Step 1: Understanding the Concept:
The problem asks for the tangent of the difference of two inverse trigonometric angles.
We assign variables to the inverse functions to convert them into standard trigonometric ratios.
Step 2: Key Formula or Approach:
We use the substitution $\alpha = \cos^{-1} \frac{1}{5\sqrt{2}}$ and $\beta = \sin^{-1} \frac{4}{\sqrt{17}}$.
The target expression becomes $\tan(\alpha - \beta)$.
The key formula is the tangent difference identity:
\[ \tan(\alpha - \beta) = \frac{\tan \alpha - \tan \beta}{1 + \tan \alpha \tan \beta} \]
Step 3: Detailed Explanation:
From $\alpha = \cos^{-1} \frac{1}{5\sqrt{2}}$, we have $\cos \alpha = \frac{1}{5\sqrt{2}}$.
Using the Pythagorean identity $\sin^2 \alpha + \cos^2 \alpha = 1$:
\[ \sin \alpha = \sqrt{1 - \left(\frac{1}{5\sqrt{2}}\right)^2} = \sqrt{1 - \frac{1}{50}} = \sqrt{\frac{49}{50}} = \frac{7}{5\sqrt{2}} \]
Then, $\tan \alpha = \frac{\sin \alpha}{\cos \alpha} = \frac{7/5\sqrt{2}}{1/5\sqrt{2}} = 7$.
From $\beta = \sin^{-1} \frac{4}{\sqrt{17}}$, we have $\sin \beta = \frac{4}{\sqrt{17}}$.
Using the identity $\cos^2 \beta + \sin^2 \beta = 1$:
\[ \cos \beta = \sqrt{1 - \left(\frac{4}{\sqrt{17}}\right)^2} = \sqrt{1 - \frac{16}{17}} = \sqrt{\frac{1}{17}} = \frac{1}{\sqrt{17}} \]
Then, $\tan \beta = \frac{\sin \beta}{\cos \beta} = \frac{4/\sqrt{17}}{1/\sqrt{17}} = 4$.

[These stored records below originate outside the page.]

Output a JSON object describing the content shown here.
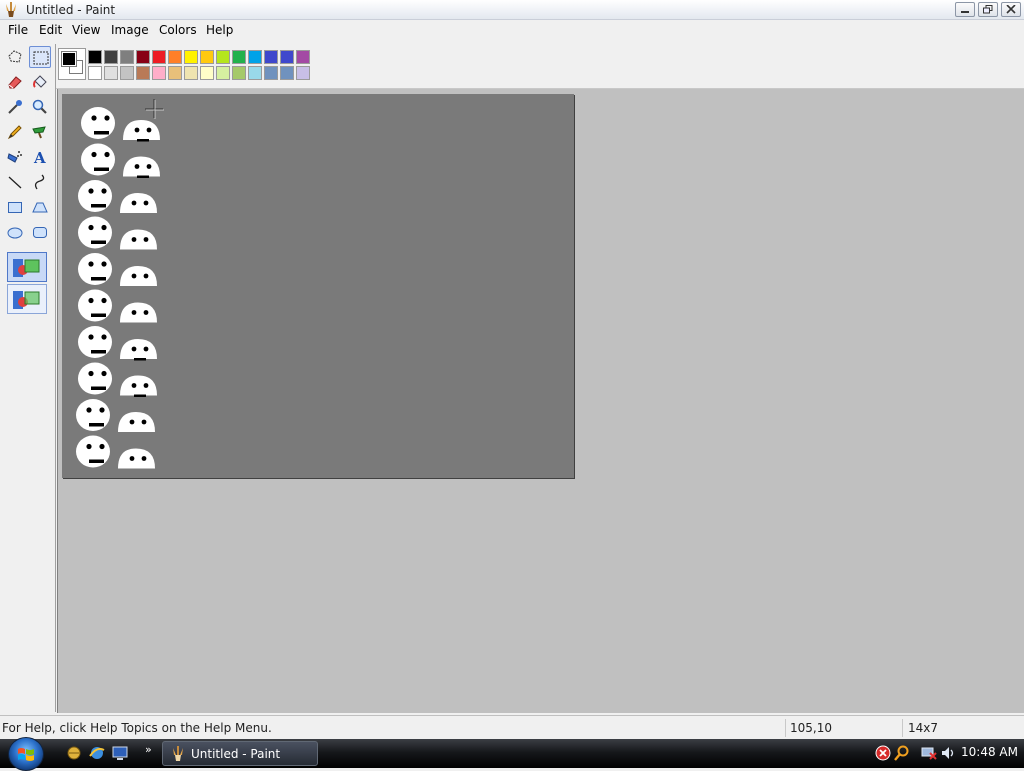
{
  "window": {
    "title": "Untitled - Paint"
  },
  "menu": {
    "items": [
      "File",
      "Edit",
      "View",
      "Image",
      "Colors",
      "Help"
    ]
  },
  "toolbox": {
    "tools": [
      {
        "name": "free-form-select",
        "icon": "free-select-icon"
      },
      {
        "name": "select",
        "icon": "select-icon",
        "selected": true
      },
      {
        "name": "eraser",
        "icon": "eraser-icon"
      },
      {
        "name": "fill-with-color",
        "icon": "fill-bucket-icon"
      },
      {
        "name": "pick-color",
        "icon": "eyedropper-icon"
      },
      {
        "name": "magnifier",
        "icon": "magnifier-icon"
      },
      {
        "name": "pencil",
        "icon": "pencil-icon"
      },
      {
        "name": "brush",
        "icon": "brush-icon"
      },
      {
        "name": "airbrush",
        "icon": "airbrush-icon"
      },
      {
        "name": "text",
        "icon": "text-icon"
      },
      {
        "name": "line",
        "icon": "line-icon"
      },
      {
        "name": "curve",
        "icon": "curve-icon"
      },
      {
        "name": "rectangle",
        "icon": "rectangle-icon"
      },
      {
        "name": "polygon",
        "icon": "polygon-icon"
      },
      {
        "name": "ellipse",
        "icon": "ellipse-icon"
      },
      {
        "name": "rounded-rectangle",
        "icon": "rounded-rectangle-icon"
      }
    ],
    "options": [
      {
        "name": "opaque-selection",
        "active": true
      },
      {
        "name": "transparent-selection",
        "active": false
      }
    ]
  },
  "palette": {
    "foreground": "#000000",
    "background": "#ffffff",
    "row1": [
      "#000000",
      "#404040",
      "#7f7f7f",
      "#880015",
      "#ed1c24",
      "#ff7f27",
      "#fff200",
      "#ffc90e",
      "#b5e61d",
      "#22b14c",
      "#00a2e8",
      "#3f48cc",
      "#3f48cc",
      "#a349a4"
    ],
    "row2": [
      "#ffffff",
      "#e0e0e0",
      "#c3c3c3",
      "#b97a57",
      "#ffaec9",
      "#e8c07a",
      "#efe4b0",
      "#fffec8",
      "#d6f0a0",
      "#a5c96a",
      "#99d9ea",
      "#7092be",
      "#7092be",
      "#c8bfe7"
    ]
  },
  "canvas": {
    "background": "#7a7a7a",
    "workspace_background": "#c0c0c0",
    "sprite_rows": 10
  },
  "status": {
    "help_text": "For Help, click Help Topics on the Help Menu.",
    "coords": "105,10",
    "size": "14x7"
  },
  "taskbar": {
    "task_label": "Untitled - Paint",
    "clock": "10:48 AM",
    "quick_launch": [
      "explorer-icon",
      "internet-explorer-icon",
      "show-desktop-icon"
    ],
    "tray": [
      "security-alert-icon",
      "search-icon",
      "network-icon",
      "volume-icon"
    ]
  }
}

Substitute $\tan \alpha$ and $\tan \beta$ into the difference formula:
\[ \tan(\alpha - \beta) = \frac{7 - 4}{1 + (7)(4)} = \frac{3}{1 + 28} = \frac{3}{29} \]
Step 4: Final Answer:
The calculated value of the expression is $\frac{3}{29}$.